Consistent with California Civil Code Section 1798.120(c), PKL does not sell or share the personal information of California consumers between the ages of 13 and 15 for cross-context behavioral advertising without affirmative authorization. Because PKL's standing commitment is to not sell or share any user data for advertising purposes, this protection extends to all users regardless of age.

12.7 How to Submit a CCPA/CPRA Request

To exercise your CCPA/CPRA rights, you may:

Submit a request by email to privacy@thinkpkl.com with the subject line "California Privacy Request";
Include your name, email address associated with your PKL account, and the specific right(s) you wish to exercise.

PKL will verify your identity before processing your request and will respond within forty-five (45) days of receipt. If we need additional time (up to an additional forty-five (45) days), we will notify you of the extension within the initial forty-five (45) day period. PKL will not charge a fee for processing your request unless it is excessive, repetitive, or manifestly unfounded.

12.8 Authorized Agents

California residents may designate an authorized agent to submit a CCPA/CPRA request on their behalf. PKL will require the authorized agent to provide proof of authorization and may require you to verify your identity directly with PKL before processing the request.

SECTION 13. INTERNATIONAL USERS

The Services are operated from the United States and are intended for users in the United States. PKL's servers and Sub-Processors are located in the United States. If you access the Services from outside the United States, please be aware that your personal information will be transferred to and processed in the United States, which may have different data protection laws than your country of residence.

PKL does not actively market or target the Services to users in the European Union, United Kingdom, or Switzerland. PKL does not currently maintain EU Standard Contractual Clauses or other GDPR transfer mechanisms. If your jurisdiction requires specific data transfer safeguards that PKL does not currently provide, you should not use the Services.

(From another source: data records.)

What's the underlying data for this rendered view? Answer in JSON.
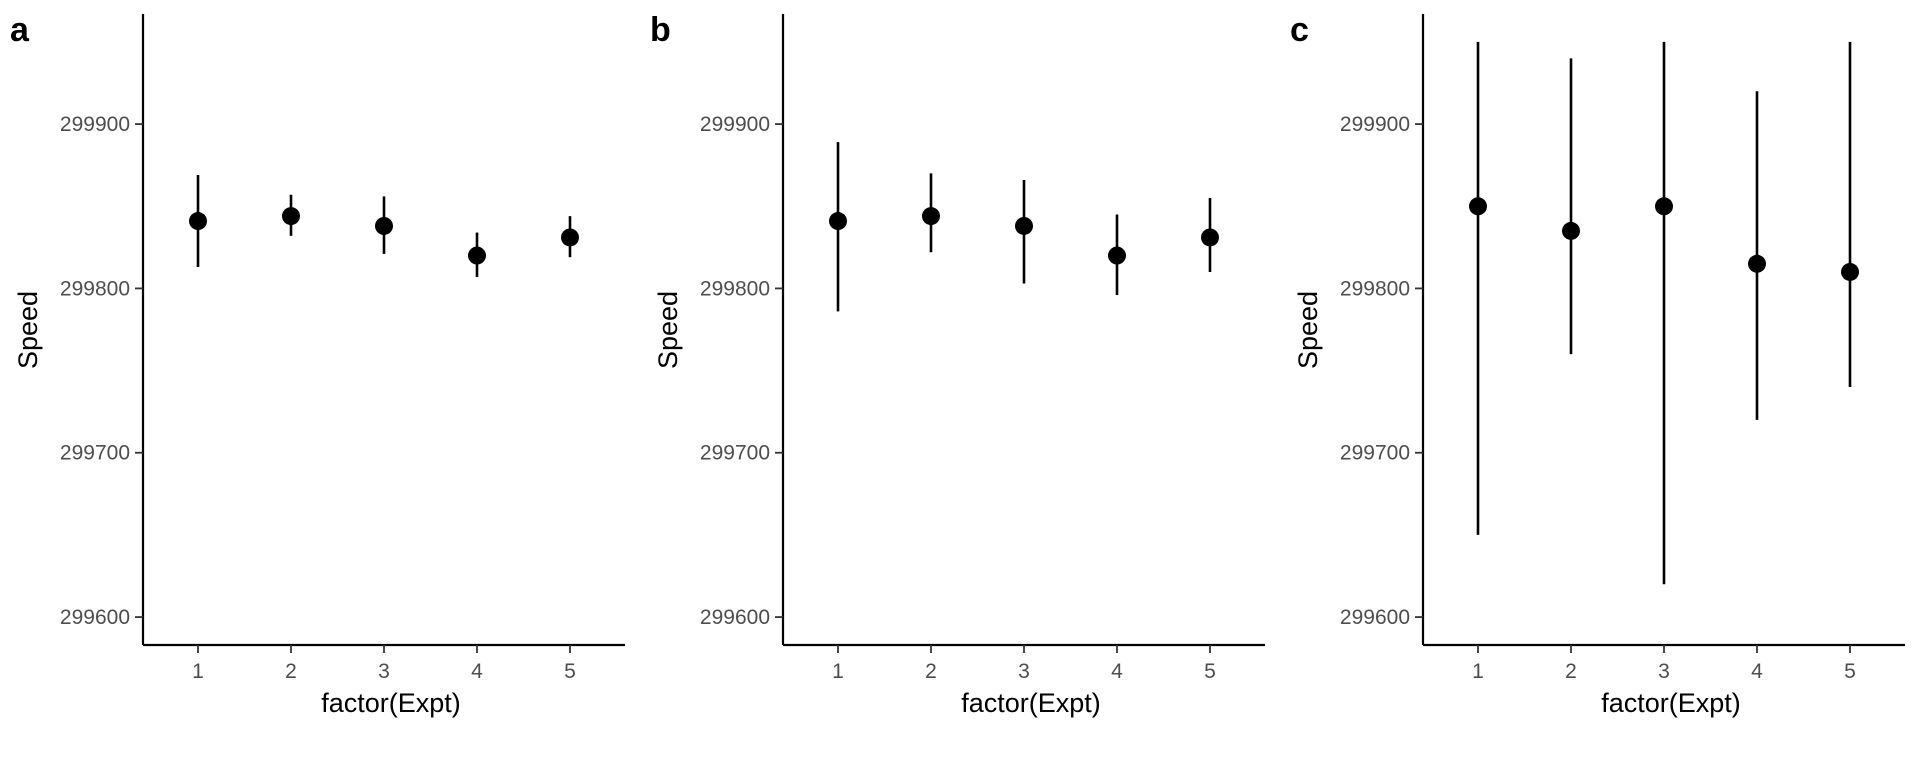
{
  "chart_data": [
    {
      "panel": "a",
      "type": "scatter",
      "xlabel": "factor(Expt)",
      "ylabel": "Speed",
      "categories": [
        "1",
        "2",
        "3",
        "4",
        "5"
      ],
      "yticks": [
        "299600",
        "299700",
        "299800",
        "299900"
      ],
      "ylim": [
        299583,
        299967
      ],
      "values": [
        299841,
        299844,
        299838,
        299820,
        299831
      ],
      "err_low": [
        299813,
        299832,
        299821,
        299807,
        299819
      ],
      "err_high": [
        299869,
        299857,
        299856,
        299834,
        299844
      ]
    },
    {
      "panel": "b",
      "type": "scatter",
      "xlabel": "factor(Expt)",
      "ylabel": "Speed",
      "categories": [
        "1",
        "2",
        "3",
        "4",
        "5"
      ],
      "yticks": [
        "299600",
        "299700",
        "299800",
        "299900"
      ],
      "ylim": [
        299583,
        299967
      ],
      "values": [
        299841,
        299844,
        299838,
        299820,
        299831
      ],
      "err_low": [
        299786,
        299822,
        299803,
        299796,
        299810
      ],
      "err_high": [
        299889,
        299870,
        299866,
        299845,
        299855
      ]
    },
    {
      "panel": "c",
      "type": "scatter",
      "xlabel": "factor(Expt)",
      "ylabel": "Speed",
      "categories": [
        "1",
        "2",
        "3",
        "4",
        "5"
      ],
      "yticks": [
        "299600",
        "299700",
        "299800",
        "299900"
      ],
      "ylim": [
        299583,
        299967
      ],
      "values": [
        299850,
        299835,
        299850,
        299815,
        299810
      ],
      "err_low": [
        299650,
        299760,
        299620,
        299720,
        299740
      ],
      "err_high": [
        299950,
        299940,
        299950,
        299920,
        299950
      ]
    }
  ]
}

SECTION 14. CHANGES TO THIS PRIVACY POLICY

PKL may update this Privacy Policy from time to time to reflect changes in our practices, the Services, or applicable law. When we make material changes to this Privacy Policy, we will:

Update the "Last Updated" date at the top of this Policy;
Post a notice on the Services; and
For material changes, send an email notice to the address associated with your account at least thirty (30) days before the changes take effect.

For School accounts, any changes to this Privacy Policy that materially affect the processing of student personal information will require affirmative re-acceptance by the School administrator before taking effect with respect to the School's student accounts.

Your continued use of the Services after the effective date of any revised Privacy Policy constitutes your acceptance of the changes.

SECTION 15. CONTACT US

If you have questions, concerns, or requests regarding this Privacy Policy or PKL's data practices, please contact us at:

ThinkPKL, Inc. Privacy inquiries: privacy@thinkpkl.com Legal inquiries: legal@thinkpkl.com Website: thinkpkl.com

For California residents exercising CCPA/CPRA rights, please include "California Privacy Request" in the subject line of your email.

For School administrators and FERPA-related inquiries, please reference your School Subscription Agreement account number in your communication.

PKL will acknowledge your inquiry within five (5) business days and provide a substantive response within the timeframe required by applicable law.